I have my own ssh server (on raspberry pi 5, Ubuntu Server 23) but when I try to connect from my PC using key authentication (having password disabled), I get a blank screen. A blinking cursor.
However, once I enter the command eval "$(ssh-agent -s)"
and try ssh again, I successfully login after entering my passphrase. I don’t want to issue this command every time. Is that possible?
This does not occur when I have password enabled on the ssh server. Also, ideally, I want to enter my passphrase EVERYTIME I connect to my server, so ideally I don’t want it to be stored in cache or something. I want the passphrase to be a lil’ password so that other people can’t accidentally connect to my server when they use my PC.
okay I tried that, using -i to specify private key. I get the same thing: blank / blinking cursor. When I use verbose -v flag, I see that in both (using -i, the config file, and originally) cases (I see about 50 lines) it ends with these two lines:
debug1: Offering public key: /home/username/.ssh/id_rsa RSA SHA256:j3MUkYzhTrjC6PHkIbre3O(etc) agent debug1: Server accepts key: /home/username/.ssh/id_rsa RSA SHA256:j3MUkYzhTrjC6PHkIbre3OT(etc) agent
where (etc) is some redacted text. It seems the server is ACCEPTING the key, which is nice. But then it’s still a blinking cursor…
Check if it is true.
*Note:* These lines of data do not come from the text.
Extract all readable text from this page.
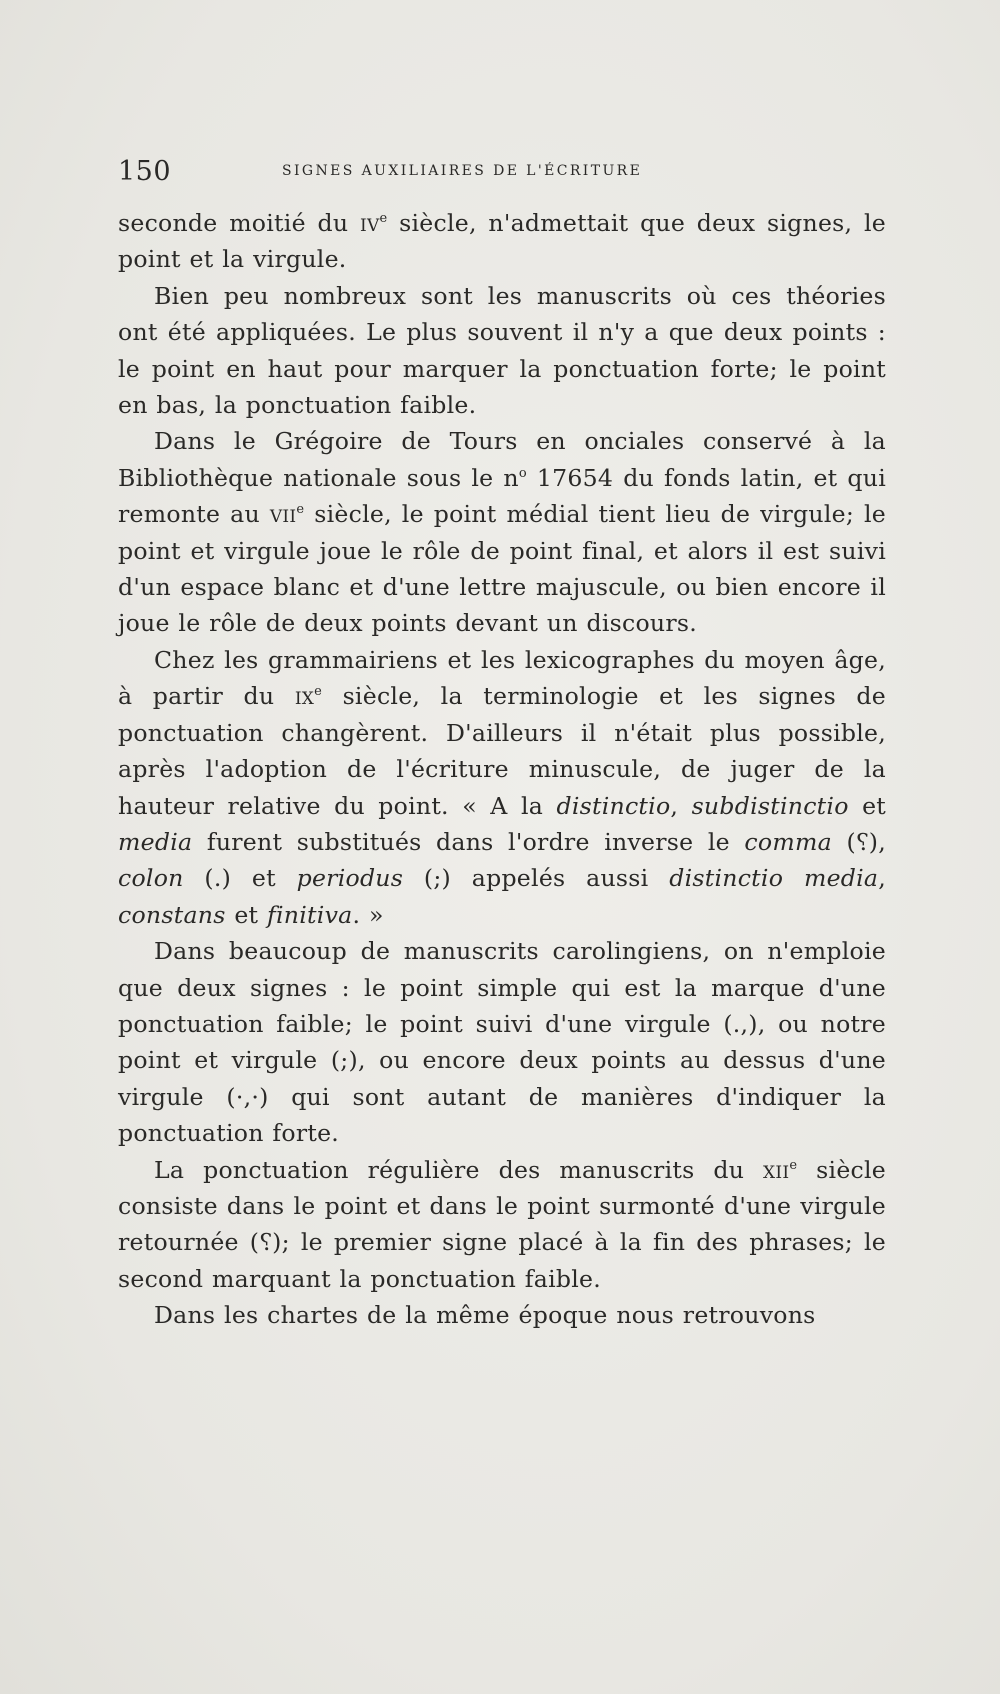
150	SIGNES AUXILIAIRES DE L'ÉCRITURE

seconde moitié du $iv^e$ siècle, n'admettait que deux signes, le point et la virgule.

Bien peu nombreux sont les manuscrits où ces théories ont été appliquées. Le plus souvent il n'y a que deux points : le point en haut pour marquer la ponctuation forte; le point en bas, la ponctuation faible.

Dans le Grégoire de Tours en onciales conservé à la Bibliothèque nationale sous le $n^o$ 17654 du fonds latin, et qui remonte au vii$^e$ siècle, le point médial tient lieu de virgule; le point et virgule joue le rôle de point final, et alors il est suivi d'un espace blanc et d'une lettre majuscule, ou bien encore il joue le rôle de deux points devant un discours.

Chez les grammairiens et les lexicographes du moyen âge, à partir du $ix^e$ siècle, la terminologie et les signes de ponctuation changèrent. D'ailleurs il n'était plus possible, après l'adoption de l'écriture minuscule, de juger de la hauteur relative du point. « A la distinctio, subdistinctio et media furent substitués dans l'ordre inverse le comma (⸮), colon (.) et periodus (;) appelés aussi distinctio media, constans et finitiva. »

Dans beaucoup de manuscrits carolingiens, on n'emploie que deux signes : le point simple qui est la marque d'une ponctuation faible; le point suivi d'une virgule (.,), ou notre point et virgule (;), ou encore deux points au dessus d'une virgule (·,·) qui sont autant de manières d'indiquer la ponctuation forte.

La ponctuation régulière des manuscrits du xii$^e$ siècle consiste dans le point et dans le point surmonté d'une virgule retournée (⸮); le premier signe placé à la fin des phrases; le second marquant la ponctuation faible.

Dans les chartes de la même époque nous retrouvons
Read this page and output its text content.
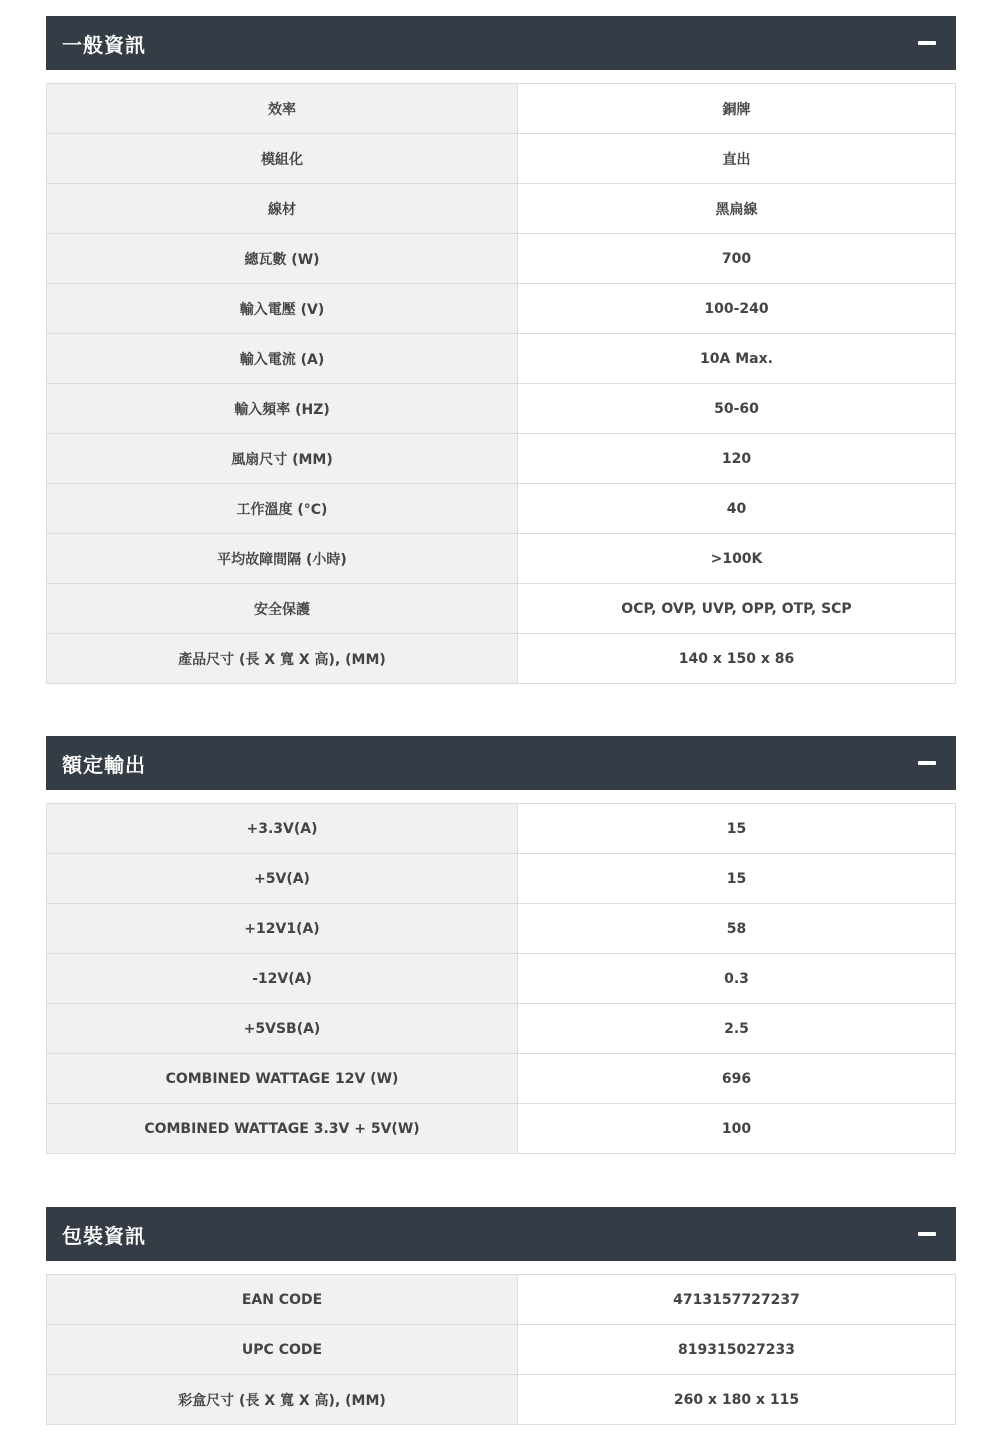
一般資訊
效率	銅牌
模組化	直出
線材	黑扁線
總瓦數 (W)	700
輸入電壓 (V)	100-240
輸入電流 (A)	10A Max.
輸入頻率 (HZ)	50-60
風扇尺寸 (MM)	120
工作溫度 (°C)	40
平均故障間隔 (小時)	>100K
安全保護	OCP, OVP, UVP, OPP, OTP, SCP
產品尺寸 (長 X 寬 X 高), (MM)	140 x 150 x 86
額定輸出
+3.3V(A)	15
+5V(A)	15
+12V1(A)	58
-12V(A)	0.3
+5VSB(A)	2.5
COMBINED WATTAGE 12V (W)	696
COMBINED WATTAGE 3.3V + 5V(W)	100
包裝資訊
EAN CODE	4713157727237
UPC CODE	819315027233
彩盒尺寸 (長 X 寬 X 高), (MM)	260 x 180 x 115
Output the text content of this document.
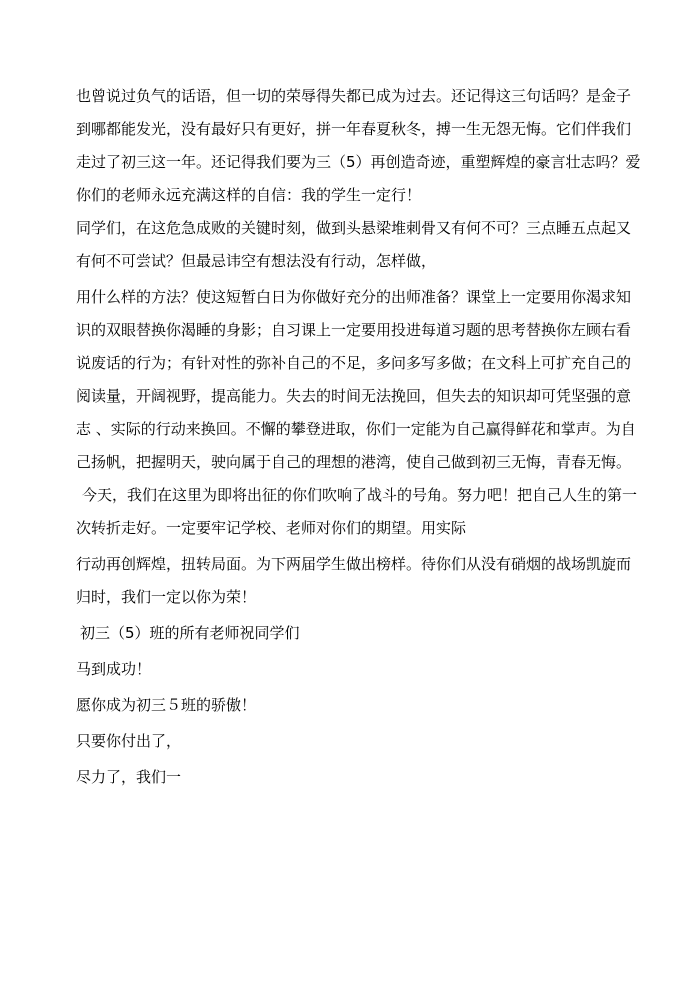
也曾说过负气的话语，但一切的荣辱得失都已成为过去。还记得这三句话吗？是金子
到哪都能发光，没有最好只有更好，拼一年春夏秋冬，搏一生无怨无悔。它们伴我们
走过了初三这一年。还记得我们要为三（5）再创造奇迹，重塑辉煌的豪言壮志吗？爱
你们的老师永远充满这样的自信：我的学生一定行！
同学们，在这危急成败的关键时刻，做到头悬梁堆刺骨又有何不可？三点睡五点起又
有何不可尝试？但最忌讳空有想法没有行动，怎样做，
用什么样的方法？使这短暂白日为你做好充分的出师准备？课堂上一定要用你渴求知
识的双眼替换你渴睡的身影；自习课上一定要用投进每道习题的思考替换你左顾右看
说废话的行为；有针对性的弥补自己的不足，多问多写多做；在文科上可扩充自己的
阅读量，开阔视野，提高能力。失去的时间无法挽回，但失去的知识却可凭坚强的意
志 、实际的行动来换回。不懈的攀登进取，你们一定能为自己赢得鲜花和掌声。为自
己扬帆，把握明天，驶向属于自己的理想的港湾，使自己做到初三无悔，青春无悔。
今天，我们在这里为即将出征的你们吹响了战斗的号角。努力吧！把自己人生的第一
次转折走好。一定要牢记学校、老师对你们的期望。用实际
行动再创辉煌，扭转局面。为下两届学生做出榜样。待你们从没有硝烟的战场凯旋而
归时，我们一定以你为荣！
初三（5）班的所有老师祝同学们
马到成功！
愿你成为初三５班的骄傲！
只要你付出了，
尽力了，我们一
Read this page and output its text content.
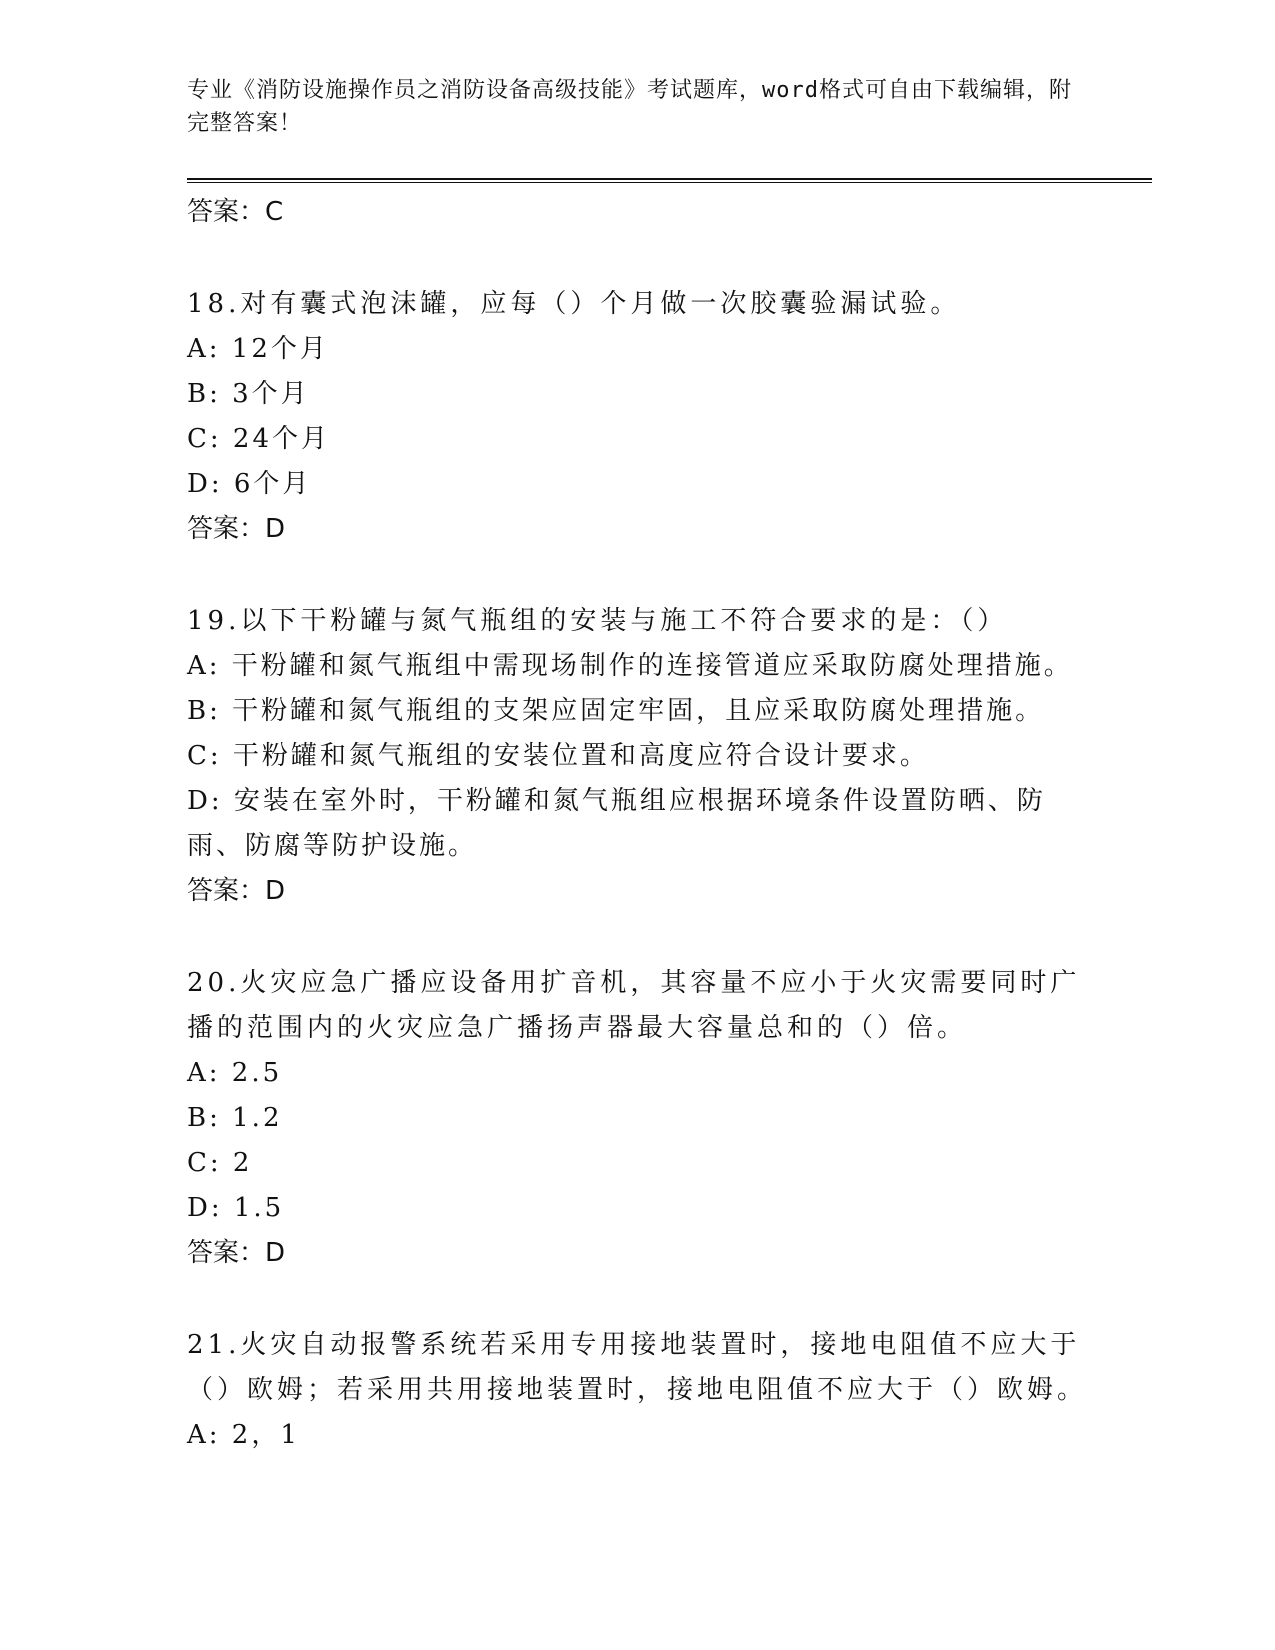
专业《消防设施操作员之消防设备高级技能》考试题库，word格式可自由下载编辑，附完整答案！
答案：C
18.对有囊式泡沫罐，应每（）个月做一次胶囊验漏试验。
A: 12个月
B: 3个月
C: 24个月
D: 6个月
答案：D
19.以下干粉罐与氮气瓶组的安装与施工不符合要求的是：（）
A: 干粉罐和氮气瓶组中需现场制作的连接管道应采取防腐处理措施。
B: 干粉罐和氮气瓶组的支架应固定牢固，且应采取防腐处理措施。
C: 干粉罐和氮气瓶组的安装位置和高度应符合设计要求。
D: 安装在室外时，干粉罐和氮气瓶组应根据环境条件设置防晒、防雨、防腐等防护设施。
答案：D
20.火灾应急广播应设备用扩音机，其容量不应小于火灾需要同时广播的范围内的火灾应急广播扬声器最大容量总和的（）倍。
A: 2.5
B: 1.2
C: 2
D: 1.5
答案：D
21.火灾自动报警系统若采用专用接地装置时，接地电阻值不应大于（）欧姆；若采用共用接地装置时，接地电阻值不应大于（）欧姆。
A: 2，1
In the server logs.
I’m not sure which logs I can and should check, but when I listen to this:
sudo tail -f /var/log/auth.log
I only get this right after I ctrl+C on my blank / blinking cursor screen. (Did this 3 times in a row.)
2024-08-14T11:35:32.874228+02:00 pidoos sshd[3957]: Connection closed by authenticating user pi MY_PUBLIC_IP port 52242 [preauth] 2024-08-14T11:35:50.168160+02:00 pidoos sshd[3975]: Connection closed by authenticating user pi MY_PUBLIC_IP port 39266 [preauth] 2024-08-14T11:35:55.236347+02:00 pidoos sshd[3987]: Connection closed by authenticating user pi MY_PUBLIC_IP port 41318 [preauth]
Where MY_PUBLIC_IP is redacted. I’m not even sure why my public IP is showing. I connect locally. But ports are forwarded, yes.
Using
sudo journalctl -u sshd -f
does not seem to output anything…That’s only part of the handshake. It’d require agent input around that point.